Perovskite potential, if the material can be tamed
Perovskites are one of the most exciting technologies to affect the solar industry, offering an ideal combination of lower production costs and higher conversion efficiencies. Perovskites are compounds that share a crystal structure with calcium titanium oxide, an inorganic compound whose structure is well-suited to use in solar panels, as it boasts a broader absorption spectrum that conventional materials. A number of their other characteristics, such as flexibility and low mass, are attractive from a manufacturing perspective as they can help keep production costs low, and enable the panels to be used in a number of environments.
However, the development of perovskite cells has been limited due to another set of the materials’ characteristics: these cells degrade rapidly when exposed to moisture, making them inappropriate for use in humid environments. Additionally, the materials typically used in their construction, including gold and lead, are rare and potentially toxic, completely undermining the cells’ potential as a source of cheap, clean energy.

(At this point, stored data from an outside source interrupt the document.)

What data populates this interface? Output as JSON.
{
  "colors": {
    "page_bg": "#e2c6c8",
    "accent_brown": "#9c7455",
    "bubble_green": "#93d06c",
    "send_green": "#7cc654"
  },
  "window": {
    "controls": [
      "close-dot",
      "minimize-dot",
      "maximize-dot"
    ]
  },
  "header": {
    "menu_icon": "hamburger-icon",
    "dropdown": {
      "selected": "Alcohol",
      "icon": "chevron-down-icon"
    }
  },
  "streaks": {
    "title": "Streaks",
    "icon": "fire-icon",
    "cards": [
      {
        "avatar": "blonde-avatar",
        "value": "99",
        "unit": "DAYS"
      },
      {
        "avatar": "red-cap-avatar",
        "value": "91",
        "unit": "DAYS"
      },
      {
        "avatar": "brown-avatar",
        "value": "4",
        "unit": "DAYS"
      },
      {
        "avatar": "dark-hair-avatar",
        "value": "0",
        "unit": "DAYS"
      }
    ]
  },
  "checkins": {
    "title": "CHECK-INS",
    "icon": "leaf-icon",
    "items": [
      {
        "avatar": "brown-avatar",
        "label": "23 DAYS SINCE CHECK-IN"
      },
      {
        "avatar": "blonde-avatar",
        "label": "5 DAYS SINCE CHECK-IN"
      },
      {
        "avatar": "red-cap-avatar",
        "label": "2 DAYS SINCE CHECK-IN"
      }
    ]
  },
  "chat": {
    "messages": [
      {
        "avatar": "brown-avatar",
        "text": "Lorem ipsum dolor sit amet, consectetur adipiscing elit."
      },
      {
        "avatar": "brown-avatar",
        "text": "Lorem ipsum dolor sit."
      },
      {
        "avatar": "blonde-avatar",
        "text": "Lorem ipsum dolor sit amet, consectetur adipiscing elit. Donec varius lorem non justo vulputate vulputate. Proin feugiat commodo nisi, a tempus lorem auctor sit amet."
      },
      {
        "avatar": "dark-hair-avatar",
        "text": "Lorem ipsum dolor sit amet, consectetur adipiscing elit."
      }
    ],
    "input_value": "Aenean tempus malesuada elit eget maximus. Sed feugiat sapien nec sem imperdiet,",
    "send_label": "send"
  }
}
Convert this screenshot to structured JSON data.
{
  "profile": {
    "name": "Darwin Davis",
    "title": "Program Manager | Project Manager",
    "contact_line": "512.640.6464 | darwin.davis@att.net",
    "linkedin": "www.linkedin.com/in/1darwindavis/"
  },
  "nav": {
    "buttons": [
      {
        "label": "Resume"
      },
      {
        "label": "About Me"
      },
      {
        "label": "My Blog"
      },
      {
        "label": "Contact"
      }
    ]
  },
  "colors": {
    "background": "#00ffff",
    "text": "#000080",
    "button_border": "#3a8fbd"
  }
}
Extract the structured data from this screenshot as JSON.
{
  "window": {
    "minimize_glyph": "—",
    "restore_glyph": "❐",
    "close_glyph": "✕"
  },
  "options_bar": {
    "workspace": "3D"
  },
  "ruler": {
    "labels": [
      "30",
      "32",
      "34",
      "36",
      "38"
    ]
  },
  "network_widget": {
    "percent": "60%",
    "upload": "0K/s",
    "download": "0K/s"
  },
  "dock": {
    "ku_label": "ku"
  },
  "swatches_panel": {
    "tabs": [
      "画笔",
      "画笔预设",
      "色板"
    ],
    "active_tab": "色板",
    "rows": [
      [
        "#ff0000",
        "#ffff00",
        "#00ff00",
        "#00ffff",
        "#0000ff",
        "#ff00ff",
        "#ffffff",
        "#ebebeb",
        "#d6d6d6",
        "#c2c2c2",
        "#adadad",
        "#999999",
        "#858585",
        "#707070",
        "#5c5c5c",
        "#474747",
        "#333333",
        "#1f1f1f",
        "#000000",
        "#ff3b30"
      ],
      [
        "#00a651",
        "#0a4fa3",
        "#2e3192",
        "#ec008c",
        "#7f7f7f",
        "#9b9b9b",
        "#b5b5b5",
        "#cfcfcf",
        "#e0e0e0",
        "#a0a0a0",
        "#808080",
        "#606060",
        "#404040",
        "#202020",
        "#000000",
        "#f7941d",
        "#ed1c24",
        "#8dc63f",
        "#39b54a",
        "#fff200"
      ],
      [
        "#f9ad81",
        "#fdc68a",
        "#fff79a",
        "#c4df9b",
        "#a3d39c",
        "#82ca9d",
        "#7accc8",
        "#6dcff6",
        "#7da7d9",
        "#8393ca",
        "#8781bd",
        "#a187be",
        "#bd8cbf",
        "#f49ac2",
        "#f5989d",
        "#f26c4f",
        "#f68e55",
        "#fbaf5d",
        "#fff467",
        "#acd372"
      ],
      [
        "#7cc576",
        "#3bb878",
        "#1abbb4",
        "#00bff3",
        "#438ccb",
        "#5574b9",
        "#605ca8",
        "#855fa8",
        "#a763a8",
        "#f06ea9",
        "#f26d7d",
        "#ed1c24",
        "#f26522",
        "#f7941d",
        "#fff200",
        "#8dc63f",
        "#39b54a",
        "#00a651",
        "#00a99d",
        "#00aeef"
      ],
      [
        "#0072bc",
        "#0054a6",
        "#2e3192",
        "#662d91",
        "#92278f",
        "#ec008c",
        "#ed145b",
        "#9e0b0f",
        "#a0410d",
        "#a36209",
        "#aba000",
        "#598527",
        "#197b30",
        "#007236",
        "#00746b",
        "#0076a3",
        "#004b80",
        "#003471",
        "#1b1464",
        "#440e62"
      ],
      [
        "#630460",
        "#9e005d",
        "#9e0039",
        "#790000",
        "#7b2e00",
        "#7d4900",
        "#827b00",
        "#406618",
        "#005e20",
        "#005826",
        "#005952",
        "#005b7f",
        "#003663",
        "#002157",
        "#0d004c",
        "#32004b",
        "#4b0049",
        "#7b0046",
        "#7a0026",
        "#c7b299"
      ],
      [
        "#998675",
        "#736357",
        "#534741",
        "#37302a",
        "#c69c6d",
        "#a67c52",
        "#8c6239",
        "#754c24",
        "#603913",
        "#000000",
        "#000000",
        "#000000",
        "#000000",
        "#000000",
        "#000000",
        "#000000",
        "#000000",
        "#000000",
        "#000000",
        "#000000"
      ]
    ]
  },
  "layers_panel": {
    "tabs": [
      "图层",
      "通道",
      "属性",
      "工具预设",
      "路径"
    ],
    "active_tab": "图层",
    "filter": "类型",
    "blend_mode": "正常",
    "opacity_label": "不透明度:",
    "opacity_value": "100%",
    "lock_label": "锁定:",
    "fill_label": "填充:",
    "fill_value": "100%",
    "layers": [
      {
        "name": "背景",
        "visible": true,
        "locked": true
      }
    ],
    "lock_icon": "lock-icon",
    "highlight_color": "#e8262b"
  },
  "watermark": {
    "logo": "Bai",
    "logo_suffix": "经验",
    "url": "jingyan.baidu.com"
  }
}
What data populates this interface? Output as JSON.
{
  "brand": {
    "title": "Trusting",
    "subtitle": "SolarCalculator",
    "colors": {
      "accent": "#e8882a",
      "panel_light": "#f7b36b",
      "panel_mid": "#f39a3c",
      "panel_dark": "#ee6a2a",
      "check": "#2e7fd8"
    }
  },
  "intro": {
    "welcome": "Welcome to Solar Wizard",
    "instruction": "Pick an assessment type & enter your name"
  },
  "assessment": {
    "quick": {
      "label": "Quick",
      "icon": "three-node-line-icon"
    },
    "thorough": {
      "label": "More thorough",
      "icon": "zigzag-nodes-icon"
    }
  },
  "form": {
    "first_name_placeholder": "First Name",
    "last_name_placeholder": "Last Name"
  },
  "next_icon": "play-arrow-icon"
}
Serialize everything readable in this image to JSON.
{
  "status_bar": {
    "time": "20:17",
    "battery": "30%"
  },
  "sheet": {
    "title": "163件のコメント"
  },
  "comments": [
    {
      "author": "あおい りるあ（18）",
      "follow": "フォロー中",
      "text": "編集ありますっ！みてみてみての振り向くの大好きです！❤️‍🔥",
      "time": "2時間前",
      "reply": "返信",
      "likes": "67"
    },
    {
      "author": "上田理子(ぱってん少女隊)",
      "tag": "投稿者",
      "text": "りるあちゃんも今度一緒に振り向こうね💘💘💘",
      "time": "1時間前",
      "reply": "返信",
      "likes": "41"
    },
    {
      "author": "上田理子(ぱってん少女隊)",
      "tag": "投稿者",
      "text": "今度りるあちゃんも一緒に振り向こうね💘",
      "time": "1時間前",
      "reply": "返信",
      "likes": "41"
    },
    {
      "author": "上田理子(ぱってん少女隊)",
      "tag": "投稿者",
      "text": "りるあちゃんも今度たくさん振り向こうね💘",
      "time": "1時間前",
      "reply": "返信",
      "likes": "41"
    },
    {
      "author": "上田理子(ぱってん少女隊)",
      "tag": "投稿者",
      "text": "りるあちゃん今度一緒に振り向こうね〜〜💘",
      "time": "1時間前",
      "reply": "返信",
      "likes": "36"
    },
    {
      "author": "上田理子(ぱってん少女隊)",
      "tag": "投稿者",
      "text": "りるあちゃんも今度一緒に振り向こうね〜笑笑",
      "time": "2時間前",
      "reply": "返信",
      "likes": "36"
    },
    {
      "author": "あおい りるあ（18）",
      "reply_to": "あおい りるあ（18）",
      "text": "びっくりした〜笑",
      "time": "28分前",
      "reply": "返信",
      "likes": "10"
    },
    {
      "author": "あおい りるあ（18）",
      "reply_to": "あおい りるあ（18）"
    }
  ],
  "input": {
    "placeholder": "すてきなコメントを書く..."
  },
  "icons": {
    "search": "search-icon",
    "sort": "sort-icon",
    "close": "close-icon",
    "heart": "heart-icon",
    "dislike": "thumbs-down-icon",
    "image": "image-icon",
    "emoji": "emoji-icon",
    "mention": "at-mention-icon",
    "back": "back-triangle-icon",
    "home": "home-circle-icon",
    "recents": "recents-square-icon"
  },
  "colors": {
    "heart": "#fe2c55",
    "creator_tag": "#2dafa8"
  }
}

Researchers from the Massachusetts Institute of Technology, however, have been working on a solution since 2017, essentially a combination of traditional silicon-based solar cells and perovskites. The introduction of perovskites introduces a second “bandgap”, the limit beyond which the cell can no longer convert solar energy to electricity; one of the key limitations to silicon cells is the relatively low theoretical bandgap of 1.34 electron volts (eV), while 90% of solar cells use silicon with a bandgap of just 1.1eV.
The researchers have developed a halide-based perovskite that combines organic and inorganic materials, which will function as the cell’s top later, while the bottom later is a conventional silicon-based panel. The team estimate that the technology could be refined to provide an energy efficiency of 39%, a figure close to that of Spectrolab’s specialised technology, but ideally with lower production costs.
With similar research being done at the University of Toledo, Eindhoven University of Technology and the University of Bath, and British-based Oxford PV aiming to commercially develop both perovskite and perovskite-silicon panels, the compound could be the key to improving solar cell efficiency across the world.